Ghana on Tuesday launched an Obstetric Fistula (OF) Prevention and Management Strategic Plan to guide efforts to end the condition among women in Ghana.

To further ensure sustained funding to address the current treatment gaps, the Ministry of Health further commissioned a Seven-Member Fund Management Board, represented by key stakeholder institutions including the Ghana Health Service, Ministry of Gender, Children and Social Protection and civil society, to coordinate donations made and also lead in the mobilisation of both domestic and international financing for the treatment.

Madam Otiko Afisah Djaba, the Minister for Gender, Children and Social Protection, who launched the document at an event in Accra, to mark the 2017 International Day to End Fistula, commended the United Nations for instituting the occasion to educate the world on the prevalence of OF globally.

She said OF which was an abnormal hole that occurred between the vagina and bladder or the rectum following prolonged labour during childbirth, and causes the woman to leak urine or faeces or both, was increasing in Ghana and was unacceptable.

She said although the National Health Insurance Scheme to an extent covered antenatal, delivery and postnatal care, it does not cover repairs of Of,  it makes it easy for these unfortunate and vulnerable women to go into hiding for fear of social stigma and being ostracized .

She said the development of the five-year Strategic Plan, would clearly articulate how the country intended to achieve a 50 per cent reduction in OF by 2021, by helping to reach and treat women with the condition in communities across the country, to restore their human dignity.

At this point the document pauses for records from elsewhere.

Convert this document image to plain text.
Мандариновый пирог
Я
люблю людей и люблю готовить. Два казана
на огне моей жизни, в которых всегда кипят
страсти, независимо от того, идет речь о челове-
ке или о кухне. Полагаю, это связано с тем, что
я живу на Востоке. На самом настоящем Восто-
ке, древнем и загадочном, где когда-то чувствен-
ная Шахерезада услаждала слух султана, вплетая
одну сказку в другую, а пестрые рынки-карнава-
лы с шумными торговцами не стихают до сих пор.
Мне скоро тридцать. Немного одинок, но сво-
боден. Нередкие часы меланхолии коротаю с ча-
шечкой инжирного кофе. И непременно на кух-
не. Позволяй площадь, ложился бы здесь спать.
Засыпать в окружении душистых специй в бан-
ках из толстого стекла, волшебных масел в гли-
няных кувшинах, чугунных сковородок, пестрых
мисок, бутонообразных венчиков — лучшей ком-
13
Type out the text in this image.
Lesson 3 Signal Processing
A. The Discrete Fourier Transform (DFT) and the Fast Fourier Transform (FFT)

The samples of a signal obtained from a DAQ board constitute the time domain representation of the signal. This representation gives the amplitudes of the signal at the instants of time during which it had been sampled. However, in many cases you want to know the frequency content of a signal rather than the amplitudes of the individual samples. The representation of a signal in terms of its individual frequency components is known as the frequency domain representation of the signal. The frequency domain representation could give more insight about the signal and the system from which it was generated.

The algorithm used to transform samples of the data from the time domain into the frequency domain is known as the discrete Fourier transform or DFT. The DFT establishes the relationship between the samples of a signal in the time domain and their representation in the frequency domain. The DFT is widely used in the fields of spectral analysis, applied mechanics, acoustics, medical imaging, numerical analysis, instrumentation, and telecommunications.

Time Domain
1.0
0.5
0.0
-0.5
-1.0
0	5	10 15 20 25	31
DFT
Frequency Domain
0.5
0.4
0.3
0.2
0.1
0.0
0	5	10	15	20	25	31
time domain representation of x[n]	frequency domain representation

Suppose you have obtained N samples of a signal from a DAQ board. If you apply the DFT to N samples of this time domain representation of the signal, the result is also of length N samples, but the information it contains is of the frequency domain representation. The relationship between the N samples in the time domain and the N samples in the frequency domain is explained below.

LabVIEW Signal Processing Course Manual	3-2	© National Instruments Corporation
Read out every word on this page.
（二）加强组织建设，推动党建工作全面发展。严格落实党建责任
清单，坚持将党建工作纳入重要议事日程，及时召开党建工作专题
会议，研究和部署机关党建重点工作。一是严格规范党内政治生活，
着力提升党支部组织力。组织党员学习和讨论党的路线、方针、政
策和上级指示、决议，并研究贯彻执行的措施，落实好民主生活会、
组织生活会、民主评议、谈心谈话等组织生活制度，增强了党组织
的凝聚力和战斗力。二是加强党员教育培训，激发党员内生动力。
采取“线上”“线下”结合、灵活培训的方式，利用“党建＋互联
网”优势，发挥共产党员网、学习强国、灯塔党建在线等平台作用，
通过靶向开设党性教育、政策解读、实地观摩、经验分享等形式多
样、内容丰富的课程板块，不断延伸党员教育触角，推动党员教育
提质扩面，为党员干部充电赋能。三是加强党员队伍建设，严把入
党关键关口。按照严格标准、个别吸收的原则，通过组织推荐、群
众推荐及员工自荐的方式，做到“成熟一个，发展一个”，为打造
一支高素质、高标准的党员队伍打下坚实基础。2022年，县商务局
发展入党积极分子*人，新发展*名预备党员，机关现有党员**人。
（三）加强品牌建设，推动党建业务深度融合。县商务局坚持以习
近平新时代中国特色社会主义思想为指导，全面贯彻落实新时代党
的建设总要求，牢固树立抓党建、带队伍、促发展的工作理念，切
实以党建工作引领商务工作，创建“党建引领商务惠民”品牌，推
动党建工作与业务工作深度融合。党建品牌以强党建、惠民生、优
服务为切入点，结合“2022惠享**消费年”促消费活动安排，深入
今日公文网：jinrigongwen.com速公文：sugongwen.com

Madam Otiko Djaba also said as the country moved towards universal health coverage, access to essential care for women in pregnancy and childbirth was  placed high on the agenda, and this would ensure that OF was reduced to a near zero occurrence in Ghana.

Dr Gloria Quansah Asare, the Deputy Director General, Ghana Health Service, who represented the Minister of Health, Mr Kweku Manu,  to commission the OF Fund Management Board, acknowledged the great work done by the National OF Task Force that was constituted in 2014 to develop the Plan for the elimination of the condition in the country.

She praised them for their hard work and professionalism, but said there remained much more to be done as the challenge of funding had become a major impediment to providing the needed treatment and care for the large number of OF patients who still awaited surgery.

She thanked the UNFPA and the other development partners for their support over the years, but said the time had come to also mobilize internal funding to complement existing dwindling donor assistance.

Dr Quansah-Asare urged the Board to work assiduously to reach out to all the women who needed help, but were hiding in communities, and appealed to the public to encourage such persons to seek treatment at designated health facilities particularly at the Mercy Hospital in the Central Region.

She also appealed to the media to intensify advocacy and education on OF for the realization of the goals and objects of ending it in Ghana.